На Ривьере Шибаев не повеселел.
— Рай земной, — говорили ему встретившиеся знакомые.
— Рай-то рай, и вино хорошо. Только его надо пить там, в саду у меня. Там оно как-то лучше играет…
— Да ведь море-то здесь какое!
— Море ничего, голубое. У меня в саду тоже море было, собственное. Бассейн, а в нем стерлядки… Стерлядки разварные, соус капорцы[494]… А нуте-ка, поймайте здесь стерлядку? И объясните вы мне, почему я каждый день во сне мой забор вижу, бузину, дорожку, березину каждую? — говорил он знакомым.
— Да чего же хорошего, Арсений Григорьевич, в заборе косом, в щелях весь. Эдакой срамоты тут не увидишь.
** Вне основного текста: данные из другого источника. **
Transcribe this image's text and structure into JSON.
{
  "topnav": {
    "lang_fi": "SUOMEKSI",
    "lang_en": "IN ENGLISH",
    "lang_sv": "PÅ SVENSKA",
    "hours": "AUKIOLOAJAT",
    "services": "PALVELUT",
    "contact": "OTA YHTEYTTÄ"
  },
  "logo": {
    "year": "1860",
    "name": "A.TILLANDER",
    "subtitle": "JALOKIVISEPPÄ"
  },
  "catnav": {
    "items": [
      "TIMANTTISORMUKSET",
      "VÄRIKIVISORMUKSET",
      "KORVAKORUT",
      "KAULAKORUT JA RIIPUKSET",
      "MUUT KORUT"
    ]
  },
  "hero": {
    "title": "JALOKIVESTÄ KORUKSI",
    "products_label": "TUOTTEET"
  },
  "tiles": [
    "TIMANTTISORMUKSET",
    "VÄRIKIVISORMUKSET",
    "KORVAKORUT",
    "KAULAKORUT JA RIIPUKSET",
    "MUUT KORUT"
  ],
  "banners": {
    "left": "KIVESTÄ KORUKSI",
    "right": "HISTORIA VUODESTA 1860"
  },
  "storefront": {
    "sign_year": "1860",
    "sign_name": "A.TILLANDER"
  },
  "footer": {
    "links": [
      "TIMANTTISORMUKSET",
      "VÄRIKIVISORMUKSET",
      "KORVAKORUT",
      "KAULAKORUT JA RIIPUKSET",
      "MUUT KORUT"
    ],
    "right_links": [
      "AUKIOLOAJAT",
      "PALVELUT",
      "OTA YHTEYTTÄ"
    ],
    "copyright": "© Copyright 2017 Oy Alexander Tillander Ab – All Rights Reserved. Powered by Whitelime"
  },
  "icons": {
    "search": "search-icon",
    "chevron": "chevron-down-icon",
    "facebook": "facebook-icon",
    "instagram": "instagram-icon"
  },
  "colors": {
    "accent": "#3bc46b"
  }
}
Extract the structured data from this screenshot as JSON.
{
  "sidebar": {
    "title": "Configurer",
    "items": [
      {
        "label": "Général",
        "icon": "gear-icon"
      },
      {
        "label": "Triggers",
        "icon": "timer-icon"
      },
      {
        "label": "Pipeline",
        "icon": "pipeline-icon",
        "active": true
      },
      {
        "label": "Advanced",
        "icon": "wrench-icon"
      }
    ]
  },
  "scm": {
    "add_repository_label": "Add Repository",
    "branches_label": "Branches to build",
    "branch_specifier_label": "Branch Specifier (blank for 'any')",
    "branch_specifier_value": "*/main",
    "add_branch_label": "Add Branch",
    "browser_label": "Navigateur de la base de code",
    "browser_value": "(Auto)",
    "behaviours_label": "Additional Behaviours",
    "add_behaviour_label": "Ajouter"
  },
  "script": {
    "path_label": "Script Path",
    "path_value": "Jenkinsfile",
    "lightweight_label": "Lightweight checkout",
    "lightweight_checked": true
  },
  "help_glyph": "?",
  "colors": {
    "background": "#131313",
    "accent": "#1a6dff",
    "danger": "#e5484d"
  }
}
— Да, верно, что не увидишь… Забор деревянный, кривой; а у него крапива растет, акация. А весной за ним, за садами, Москва-то река разливается… А вдали церковки блестят, далеко…
Одним словом, тосковал-тосковал он на Ривьере и снялся снова в матушку-Москву.
* * *
Приехал он в свой особняк за Москва-рекой поздно вечером. Слышно в отворенное окно в сад — кто-то вздыхает.
«Не статуя ли тоскует», — посмеялся Шибаев и пошел тихонько посмотреть. Слышит, шепотом говорят.
— Спасибо истуканше. Попил я винца здесь, э-х, вино… Шипит, сквозь тебя всего шипит…
Это дворник, а с ним будочник, оба сидят в кустах и смотрят на статую Дианы.